Pareil pour Day-Lewis d'ailleurs, il cabotine à mort mais il fait ça tellement bien, c'est ce qu'il faut pour ce rôle, un gars qui dégouline de partout et qui incarne ce pays gras et rongé par sa prétention.
C'est typiquement le genre de films que j'adore en fait, une création originale, très bien réalisée et photographiée, avec un côté iconique et un message simple mais amené efficacement.
Déjà, le côté technique est fabuleux - le travail de caméra est remarquable, tout comme la photographie, les décors en extérieur sont parfaitement choisis tandis que la direction artistique et les costumes sont également excellents.

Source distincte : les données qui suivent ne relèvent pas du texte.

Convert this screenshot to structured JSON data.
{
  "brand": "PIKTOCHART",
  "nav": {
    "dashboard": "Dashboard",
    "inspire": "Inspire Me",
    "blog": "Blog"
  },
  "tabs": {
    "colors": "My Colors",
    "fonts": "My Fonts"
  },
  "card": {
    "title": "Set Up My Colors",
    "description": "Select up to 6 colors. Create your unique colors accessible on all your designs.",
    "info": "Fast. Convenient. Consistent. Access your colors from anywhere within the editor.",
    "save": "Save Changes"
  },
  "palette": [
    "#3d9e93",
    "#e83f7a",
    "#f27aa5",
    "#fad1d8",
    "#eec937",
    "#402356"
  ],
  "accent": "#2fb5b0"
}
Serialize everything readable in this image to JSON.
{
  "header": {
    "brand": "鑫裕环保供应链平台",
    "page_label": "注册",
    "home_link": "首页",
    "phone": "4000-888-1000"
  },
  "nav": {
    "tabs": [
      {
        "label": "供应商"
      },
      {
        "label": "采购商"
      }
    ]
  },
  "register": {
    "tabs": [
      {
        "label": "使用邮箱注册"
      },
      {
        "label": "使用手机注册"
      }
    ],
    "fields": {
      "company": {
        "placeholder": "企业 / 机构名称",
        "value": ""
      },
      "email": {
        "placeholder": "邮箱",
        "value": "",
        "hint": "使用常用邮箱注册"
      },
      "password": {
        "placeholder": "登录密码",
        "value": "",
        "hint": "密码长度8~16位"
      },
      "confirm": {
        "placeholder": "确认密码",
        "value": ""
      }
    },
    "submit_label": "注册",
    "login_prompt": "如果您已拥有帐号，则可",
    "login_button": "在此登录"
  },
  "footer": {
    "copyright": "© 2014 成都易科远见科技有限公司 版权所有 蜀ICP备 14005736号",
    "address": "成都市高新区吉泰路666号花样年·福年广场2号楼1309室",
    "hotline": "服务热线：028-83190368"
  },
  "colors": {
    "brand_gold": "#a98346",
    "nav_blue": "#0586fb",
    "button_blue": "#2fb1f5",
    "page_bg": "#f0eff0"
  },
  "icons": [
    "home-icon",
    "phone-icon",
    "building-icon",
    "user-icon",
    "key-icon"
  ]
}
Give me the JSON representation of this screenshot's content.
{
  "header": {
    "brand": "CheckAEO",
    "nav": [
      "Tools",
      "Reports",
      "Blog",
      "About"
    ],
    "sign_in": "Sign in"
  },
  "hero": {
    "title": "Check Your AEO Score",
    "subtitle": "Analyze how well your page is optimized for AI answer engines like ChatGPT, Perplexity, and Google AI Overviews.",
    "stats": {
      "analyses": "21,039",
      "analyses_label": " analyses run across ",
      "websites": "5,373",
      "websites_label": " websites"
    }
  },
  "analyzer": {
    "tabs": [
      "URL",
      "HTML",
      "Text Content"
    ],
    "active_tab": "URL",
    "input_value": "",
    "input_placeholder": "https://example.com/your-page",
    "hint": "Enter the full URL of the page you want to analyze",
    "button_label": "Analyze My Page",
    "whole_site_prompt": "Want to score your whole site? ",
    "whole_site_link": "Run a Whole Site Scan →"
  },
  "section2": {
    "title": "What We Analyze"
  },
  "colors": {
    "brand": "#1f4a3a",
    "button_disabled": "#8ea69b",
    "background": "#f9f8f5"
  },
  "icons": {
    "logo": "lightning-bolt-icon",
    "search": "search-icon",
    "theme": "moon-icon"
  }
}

Mais surtout, j'ai vraiment été saisi par l'histoire. Déjà, je me suis beaucoup identifié au gamin. Ayant moi-même souffert d'un proche qui a privilégie sa soif de succès et de reconnaissance et qui de ce fait a délaissé tout le reste et été extrêmement destructeur, je ne peux qu'avoir été touché par le drame familial développé au sein de cette grande fresque.
Et puis c'est un film qui parvient à démonter le rêve illusoire et triste qui hante les États-Unis, pays qui pour combler son manque d'histoire a tout misé sur ce mythe du self-made man qui s'avère bien plus destructeur que créateur.
Il y a une opposition constante entre le côté très traditionnel et pieux de l'endroit où arrive Daniel, et son appât du gain (opposition ayant donné une affiche somptueuse au demeurant).
Daniel utilise son fils pour attirer la sympathie, l'abandonne dès qu'il le gêne dans son ascension, on ne sait jamais quand ses sentiments pour sa progéniture sont sincères ou non. Et puis, il prend les gens pour les cons, fait le beau parleur, mais enrage dès que quelqu'un utilise ce genre de techniques contre lui. Cet homme débarque au final rempli de pêchés et de tourments dans un lieu qui vivait en paix et dans la foi, et son personnage est tellement dévastateur qu'il arrive même à rendre le croyant imperturbable fou et à créer le doute en lui. Et la seule fois où lui fait un pas vers la religion, ce n'est que par intérêt, pour construire sa pitoyable pipeline.
Cependant, ce n'est pas simplement le cliché du gars méchant par essence, sans développement. On nous suggère parfois qu'il aurait eu un passé difficile, notamment au travers de ses relations familiales, et que c'est un homme qui a perdu foi en l'humanité et qui est donc le parfait colporteur de ce mythe ; il n'agit plus que pour lui, dans son intérêt. On sent une évolution, au début il a quelques soupçons de bienveillance et pense que le succès le rendra heureux, mais il finit par sombrer dans la rage, dans des obsessions maladives et est pourri de l'intérieur par ce qui l'animait pourtant au début. Son fils, qu'il pensait pouvoir jeter et reprendre à sa guise, finir par le rejeter, fonder son propre projet, et même se marier devant Dieu, devant ce symbole d'opposition aux valeurs de Daniel.
En bref, une superbe production au service d'une fresque bien ficelée et d'une histoire prenante, intéressante et efficace.